The European Union’s General Data Protection Regulation (GDPR) has been one of the most discussed topics in security and privacy as of late. However, there’s been a number of misconceptions that have been repeated across numerous platforms. Here, I’m looking to dispel three of these myths that I’ve seen crop up in various discussions and in contracts relating to the GDPR:
Myth #1: The GDPR Applies only in EU Member States
The GDPR is in effect as a matter of law in all member states of the EU, but also in the European Economic Area/European Free Trade Association (EEA/EFTA) states: Iceland, Lichtenstein and Norway.
The GDPR is not effective as law in Switzerland, which is confusing because Switzerland is an EFTA but not an EEA member.
Myth #2: The GDPR Applies to EU Citizens Only
The GDPR does not apply solely to EU Citizens, but actually to any EU or EEA/EFTA persons. Compare this to the United States’ Bill of Rights, which clearly calls out “no person shall” rather than mentioning citizenship. This means anyone, regardless of their nationality, is protected by the GDPR while they are physically present in an EU member state or EEA country.
It also means businesses based in EU or EEA/EFTA states must comply with the GDPR as well. At the very least, GDPR compliance would be required whenever offering services in EU or EEA/EFTA states, or to persons located in those areas.

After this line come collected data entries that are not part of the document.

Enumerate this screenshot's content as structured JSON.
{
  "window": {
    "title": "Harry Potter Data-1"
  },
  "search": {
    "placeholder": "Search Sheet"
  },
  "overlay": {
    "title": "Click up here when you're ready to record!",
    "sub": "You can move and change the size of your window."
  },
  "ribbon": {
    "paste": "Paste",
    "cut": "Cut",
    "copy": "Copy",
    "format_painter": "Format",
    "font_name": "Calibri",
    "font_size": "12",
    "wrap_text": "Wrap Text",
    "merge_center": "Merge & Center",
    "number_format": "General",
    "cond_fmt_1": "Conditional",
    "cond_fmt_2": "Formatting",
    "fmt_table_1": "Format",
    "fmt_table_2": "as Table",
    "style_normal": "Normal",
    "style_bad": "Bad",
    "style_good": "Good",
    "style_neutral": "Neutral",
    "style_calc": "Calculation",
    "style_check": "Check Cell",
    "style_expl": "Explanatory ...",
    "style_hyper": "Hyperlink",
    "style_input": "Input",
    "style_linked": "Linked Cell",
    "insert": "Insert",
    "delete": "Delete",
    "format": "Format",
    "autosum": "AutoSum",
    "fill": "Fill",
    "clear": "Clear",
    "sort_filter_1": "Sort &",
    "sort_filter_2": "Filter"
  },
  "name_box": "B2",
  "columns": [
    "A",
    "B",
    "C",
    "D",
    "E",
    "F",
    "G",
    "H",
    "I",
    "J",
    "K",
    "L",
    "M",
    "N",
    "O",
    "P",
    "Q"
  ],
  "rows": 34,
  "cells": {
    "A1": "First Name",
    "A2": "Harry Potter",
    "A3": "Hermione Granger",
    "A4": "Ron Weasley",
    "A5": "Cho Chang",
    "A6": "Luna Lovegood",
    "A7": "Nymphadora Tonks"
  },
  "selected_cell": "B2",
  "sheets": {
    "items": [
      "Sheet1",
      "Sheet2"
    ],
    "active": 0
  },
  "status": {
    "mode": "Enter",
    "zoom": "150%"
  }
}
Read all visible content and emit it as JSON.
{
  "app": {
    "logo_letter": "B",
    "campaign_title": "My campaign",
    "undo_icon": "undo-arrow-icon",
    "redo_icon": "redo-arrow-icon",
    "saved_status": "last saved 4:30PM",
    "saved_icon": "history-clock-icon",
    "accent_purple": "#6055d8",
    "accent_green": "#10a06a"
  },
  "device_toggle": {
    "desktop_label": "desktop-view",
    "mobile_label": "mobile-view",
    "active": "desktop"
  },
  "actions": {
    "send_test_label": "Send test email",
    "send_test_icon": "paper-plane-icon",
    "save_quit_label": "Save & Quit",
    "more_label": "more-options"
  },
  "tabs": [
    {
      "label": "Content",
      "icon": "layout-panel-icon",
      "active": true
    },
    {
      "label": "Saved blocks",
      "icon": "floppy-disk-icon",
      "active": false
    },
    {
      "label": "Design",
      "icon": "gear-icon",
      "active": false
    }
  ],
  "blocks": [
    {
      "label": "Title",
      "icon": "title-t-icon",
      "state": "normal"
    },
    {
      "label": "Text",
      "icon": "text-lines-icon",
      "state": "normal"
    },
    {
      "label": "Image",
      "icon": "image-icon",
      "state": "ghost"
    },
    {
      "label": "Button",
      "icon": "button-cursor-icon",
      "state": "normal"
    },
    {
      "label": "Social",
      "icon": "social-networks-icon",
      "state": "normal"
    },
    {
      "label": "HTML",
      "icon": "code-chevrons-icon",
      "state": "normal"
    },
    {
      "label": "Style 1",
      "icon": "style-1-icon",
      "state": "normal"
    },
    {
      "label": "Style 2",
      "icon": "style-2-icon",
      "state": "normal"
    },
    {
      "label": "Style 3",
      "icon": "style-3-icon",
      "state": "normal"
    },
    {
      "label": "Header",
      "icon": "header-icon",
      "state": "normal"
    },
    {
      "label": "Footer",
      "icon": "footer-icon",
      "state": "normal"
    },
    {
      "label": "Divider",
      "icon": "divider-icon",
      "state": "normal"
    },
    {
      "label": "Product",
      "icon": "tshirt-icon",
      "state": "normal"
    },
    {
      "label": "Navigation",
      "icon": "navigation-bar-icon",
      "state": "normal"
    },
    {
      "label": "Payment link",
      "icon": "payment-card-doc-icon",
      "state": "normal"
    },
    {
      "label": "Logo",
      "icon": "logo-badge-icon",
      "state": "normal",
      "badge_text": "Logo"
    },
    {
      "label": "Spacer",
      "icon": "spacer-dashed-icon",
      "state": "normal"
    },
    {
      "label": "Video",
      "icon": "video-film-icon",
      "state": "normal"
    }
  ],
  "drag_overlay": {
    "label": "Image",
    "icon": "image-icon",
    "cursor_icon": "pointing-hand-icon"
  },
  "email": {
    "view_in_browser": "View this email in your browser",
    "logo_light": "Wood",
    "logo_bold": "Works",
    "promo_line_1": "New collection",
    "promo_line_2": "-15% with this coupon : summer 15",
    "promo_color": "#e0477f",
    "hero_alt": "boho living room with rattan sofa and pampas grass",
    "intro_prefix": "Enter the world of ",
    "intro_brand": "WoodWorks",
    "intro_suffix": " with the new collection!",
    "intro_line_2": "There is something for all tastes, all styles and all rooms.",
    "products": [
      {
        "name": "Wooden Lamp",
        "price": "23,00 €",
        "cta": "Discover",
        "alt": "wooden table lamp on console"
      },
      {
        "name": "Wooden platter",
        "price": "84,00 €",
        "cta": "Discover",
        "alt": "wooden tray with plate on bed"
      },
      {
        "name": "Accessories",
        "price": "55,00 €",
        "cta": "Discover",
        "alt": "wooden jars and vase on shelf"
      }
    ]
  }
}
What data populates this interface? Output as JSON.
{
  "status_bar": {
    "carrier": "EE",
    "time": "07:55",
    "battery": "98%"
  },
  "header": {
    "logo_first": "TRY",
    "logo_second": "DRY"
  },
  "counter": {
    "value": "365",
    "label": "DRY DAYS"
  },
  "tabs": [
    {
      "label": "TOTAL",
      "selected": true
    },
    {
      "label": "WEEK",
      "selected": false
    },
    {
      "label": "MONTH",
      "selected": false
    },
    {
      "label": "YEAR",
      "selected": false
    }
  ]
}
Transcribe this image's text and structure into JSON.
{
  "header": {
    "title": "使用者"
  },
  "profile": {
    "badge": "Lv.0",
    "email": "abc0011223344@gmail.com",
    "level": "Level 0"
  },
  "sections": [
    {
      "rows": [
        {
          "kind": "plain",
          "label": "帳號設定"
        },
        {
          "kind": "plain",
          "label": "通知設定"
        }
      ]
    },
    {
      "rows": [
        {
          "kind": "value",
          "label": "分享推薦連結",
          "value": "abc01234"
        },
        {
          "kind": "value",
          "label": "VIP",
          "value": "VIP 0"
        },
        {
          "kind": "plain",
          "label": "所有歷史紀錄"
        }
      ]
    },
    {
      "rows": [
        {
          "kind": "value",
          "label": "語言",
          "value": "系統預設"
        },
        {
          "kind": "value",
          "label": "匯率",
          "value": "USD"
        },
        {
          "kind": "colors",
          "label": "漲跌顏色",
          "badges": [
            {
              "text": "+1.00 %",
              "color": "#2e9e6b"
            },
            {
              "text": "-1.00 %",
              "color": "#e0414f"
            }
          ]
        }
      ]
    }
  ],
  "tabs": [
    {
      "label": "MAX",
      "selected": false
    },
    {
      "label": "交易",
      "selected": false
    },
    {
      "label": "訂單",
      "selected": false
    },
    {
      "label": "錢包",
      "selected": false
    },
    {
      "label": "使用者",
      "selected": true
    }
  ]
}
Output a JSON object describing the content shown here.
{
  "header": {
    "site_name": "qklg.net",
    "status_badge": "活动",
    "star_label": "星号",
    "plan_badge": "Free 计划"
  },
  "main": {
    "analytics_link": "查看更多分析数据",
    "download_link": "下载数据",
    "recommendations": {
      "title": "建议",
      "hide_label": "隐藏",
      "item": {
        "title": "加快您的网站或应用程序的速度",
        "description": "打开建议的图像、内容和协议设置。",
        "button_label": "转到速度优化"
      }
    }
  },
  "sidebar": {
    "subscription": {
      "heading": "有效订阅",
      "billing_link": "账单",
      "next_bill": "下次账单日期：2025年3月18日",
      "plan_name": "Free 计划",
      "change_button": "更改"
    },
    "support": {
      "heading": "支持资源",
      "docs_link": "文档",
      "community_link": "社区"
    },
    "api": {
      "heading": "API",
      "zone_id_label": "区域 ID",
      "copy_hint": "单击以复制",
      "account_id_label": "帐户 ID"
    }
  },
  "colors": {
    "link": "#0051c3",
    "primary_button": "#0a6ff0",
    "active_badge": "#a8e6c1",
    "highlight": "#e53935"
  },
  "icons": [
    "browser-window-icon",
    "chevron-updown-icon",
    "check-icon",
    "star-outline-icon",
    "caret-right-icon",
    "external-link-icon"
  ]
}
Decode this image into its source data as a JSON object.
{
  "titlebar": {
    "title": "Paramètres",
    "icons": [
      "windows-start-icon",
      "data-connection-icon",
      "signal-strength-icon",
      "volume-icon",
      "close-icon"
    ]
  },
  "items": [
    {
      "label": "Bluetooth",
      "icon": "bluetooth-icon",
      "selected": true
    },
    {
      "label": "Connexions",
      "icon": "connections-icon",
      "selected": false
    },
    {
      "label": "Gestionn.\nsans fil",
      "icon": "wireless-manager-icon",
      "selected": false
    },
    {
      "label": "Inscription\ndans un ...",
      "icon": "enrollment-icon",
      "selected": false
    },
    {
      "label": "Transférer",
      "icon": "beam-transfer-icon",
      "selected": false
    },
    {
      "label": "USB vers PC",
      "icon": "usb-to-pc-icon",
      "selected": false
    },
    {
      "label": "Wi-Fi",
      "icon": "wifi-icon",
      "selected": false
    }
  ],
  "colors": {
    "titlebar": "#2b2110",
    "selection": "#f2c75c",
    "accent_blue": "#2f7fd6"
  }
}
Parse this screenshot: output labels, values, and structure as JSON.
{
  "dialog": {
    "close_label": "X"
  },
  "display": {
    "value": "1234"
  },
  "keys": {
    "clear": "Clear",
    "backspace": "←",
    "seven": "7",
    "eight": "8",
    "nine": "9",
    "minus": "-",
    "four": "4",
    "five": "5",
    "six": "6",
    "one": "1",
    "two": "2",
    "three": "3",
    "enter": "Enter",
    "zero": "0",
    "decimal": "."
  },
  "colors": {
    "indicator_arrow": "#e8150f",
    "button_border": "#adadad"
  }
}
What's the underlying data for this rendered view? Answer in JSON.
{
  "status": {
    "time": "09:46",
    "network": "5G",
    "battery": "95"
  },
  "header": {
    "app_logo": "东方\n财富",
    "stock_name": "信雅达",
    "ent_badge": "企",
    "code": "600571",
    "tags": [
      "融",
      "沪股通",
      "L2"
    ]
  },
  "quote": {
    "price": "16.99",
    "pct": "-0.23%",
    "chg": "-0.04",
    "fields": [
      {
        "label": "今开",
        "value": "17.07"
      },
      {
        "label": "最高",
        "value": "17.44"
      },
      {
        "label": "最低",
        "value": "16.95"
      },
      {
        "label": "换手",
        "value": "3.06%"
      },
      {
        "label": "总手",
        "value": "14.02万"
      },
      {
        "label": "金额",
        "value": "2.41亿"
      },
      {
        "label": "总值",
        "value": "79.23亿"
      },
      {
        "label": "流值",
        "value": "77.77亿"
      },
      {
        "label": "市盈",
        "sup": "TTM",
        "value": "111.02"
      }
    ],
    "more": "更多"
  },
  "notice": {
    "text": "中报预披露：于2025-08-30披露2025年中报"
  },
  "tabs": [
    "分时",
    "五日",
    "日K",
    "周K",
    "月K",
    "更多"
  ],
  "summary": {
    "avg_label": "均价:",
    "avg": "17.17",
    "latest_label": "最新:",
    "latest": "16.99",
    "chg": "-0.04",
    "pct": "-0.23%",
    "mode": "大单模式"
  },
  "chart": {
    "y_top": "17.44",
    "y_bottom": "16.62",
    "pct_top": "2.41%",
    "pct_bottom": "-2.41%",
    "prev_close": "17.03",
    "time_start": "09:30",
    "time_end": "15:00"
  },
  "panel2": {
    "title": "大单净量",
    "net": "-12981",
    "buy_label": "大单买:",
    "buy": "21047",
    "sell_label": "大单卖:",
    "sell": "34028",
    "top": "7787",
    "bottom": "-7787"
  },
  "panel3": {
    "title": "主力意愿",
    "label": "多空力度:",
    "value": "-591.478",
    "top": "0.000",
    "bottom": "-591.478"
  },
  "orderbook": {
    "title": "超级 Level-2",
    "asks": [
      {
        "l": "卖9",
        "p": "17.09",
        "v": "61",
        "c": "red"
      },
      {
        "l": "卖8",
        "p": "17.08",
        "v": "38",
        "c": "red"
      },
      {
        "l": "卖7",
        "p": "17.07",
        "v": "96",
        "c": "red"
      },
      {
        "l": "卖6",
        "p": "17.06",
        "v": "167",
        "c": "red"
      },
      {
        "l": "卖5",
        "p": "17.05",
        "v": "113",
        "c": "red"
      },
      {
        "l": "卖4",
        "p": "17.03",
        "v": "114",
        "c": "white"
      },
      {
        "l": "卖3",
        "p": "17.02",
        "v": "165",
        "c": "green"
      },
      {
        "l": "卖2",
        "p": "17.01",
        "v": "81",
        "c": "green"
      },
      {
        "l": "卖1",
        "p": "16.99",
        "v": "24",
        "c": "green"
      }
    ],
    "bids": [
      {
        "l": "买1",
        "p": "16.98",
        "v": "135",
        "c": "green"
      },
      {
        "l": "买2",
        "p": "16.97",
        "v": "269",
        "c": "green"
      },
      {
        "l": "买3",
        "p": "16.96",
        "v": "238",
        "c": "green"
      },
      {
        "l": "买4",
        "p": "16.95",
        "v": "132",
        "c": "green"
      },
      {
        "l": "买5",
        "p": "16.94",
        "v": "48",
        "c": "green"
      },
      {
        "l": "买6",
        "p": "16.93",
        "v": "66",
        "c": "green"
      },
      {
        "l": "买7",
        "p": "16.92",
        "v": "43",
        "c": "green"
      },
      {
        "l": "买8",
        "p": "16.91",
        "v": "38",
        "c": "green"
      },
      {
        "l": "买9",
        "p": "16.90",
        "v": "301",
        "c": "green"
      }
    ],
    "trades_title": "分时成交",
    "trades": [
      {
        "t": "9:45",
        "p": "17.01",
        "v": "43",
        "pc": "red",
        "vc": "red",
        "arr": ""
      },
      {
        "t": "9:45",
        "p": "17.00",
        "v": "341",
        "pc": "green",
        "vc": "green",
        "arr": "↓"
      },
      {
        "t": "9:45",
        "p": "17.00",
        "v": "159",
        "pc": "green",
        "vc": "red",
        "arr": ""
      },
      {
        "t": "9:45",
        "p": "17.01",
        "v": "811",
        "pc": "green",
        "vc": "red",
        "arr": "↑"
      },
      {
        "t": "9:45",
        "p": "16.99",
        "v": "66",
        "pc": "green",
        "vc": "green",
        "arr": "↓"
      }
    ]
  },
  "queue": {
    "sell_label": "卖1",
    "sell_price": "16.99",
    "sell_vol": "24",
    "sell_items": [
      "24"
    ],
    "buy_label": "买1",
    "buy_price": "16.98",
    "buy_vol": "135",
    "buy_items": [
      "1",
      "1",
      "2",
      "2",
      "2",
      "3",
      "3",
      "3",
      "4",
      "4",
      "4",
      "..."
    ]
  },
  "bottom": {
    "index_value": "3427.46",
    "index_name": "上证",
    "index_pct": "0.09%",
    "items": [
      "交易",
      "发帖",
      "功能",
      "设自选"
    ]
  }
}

Myth #3: The GDPR Applies to EU Citizens Worldwide
The GDPR does not apply to EU Citizens worldwide, but rather only when the person or the business involved are located in or offering services in an EU or EEA/EFTA state. For example, let’s say an EU Citizen were to come to New York and log on to a local food ordering web site to have a pizza delivered to their hotel. The data gathered as a result of this transaction would not be protected by the GDPR, because:
- The good or service is being offered outside of the countries where the GDPR is effective as law; and
- The individual was located outside the jurisdiction of GDPR signatory countries during the time the data was gathered; and
- The food ordering business is based entirely within the United States and does not have any operations in EU or EEA/EFTA countries.
I’ve seen this particular misconception pop up repeatedly, seemingly ignoring long-standing international norms about personhood and national sovereignty.
Since the passage of the GDPR, companies worldwide have been struggling to adopt a compliance strategy. While it’s important to comply with the GDPR when applicable, it’s also important to avoid developing industry best practices in areas where compliance is not in fact required.
It’s important for security and privacy teams outside of Europe to thoroughly understand the GDPR in order to avoid jumping through unnecessary hurdles while achieving the compliance European-based users will certainly expect.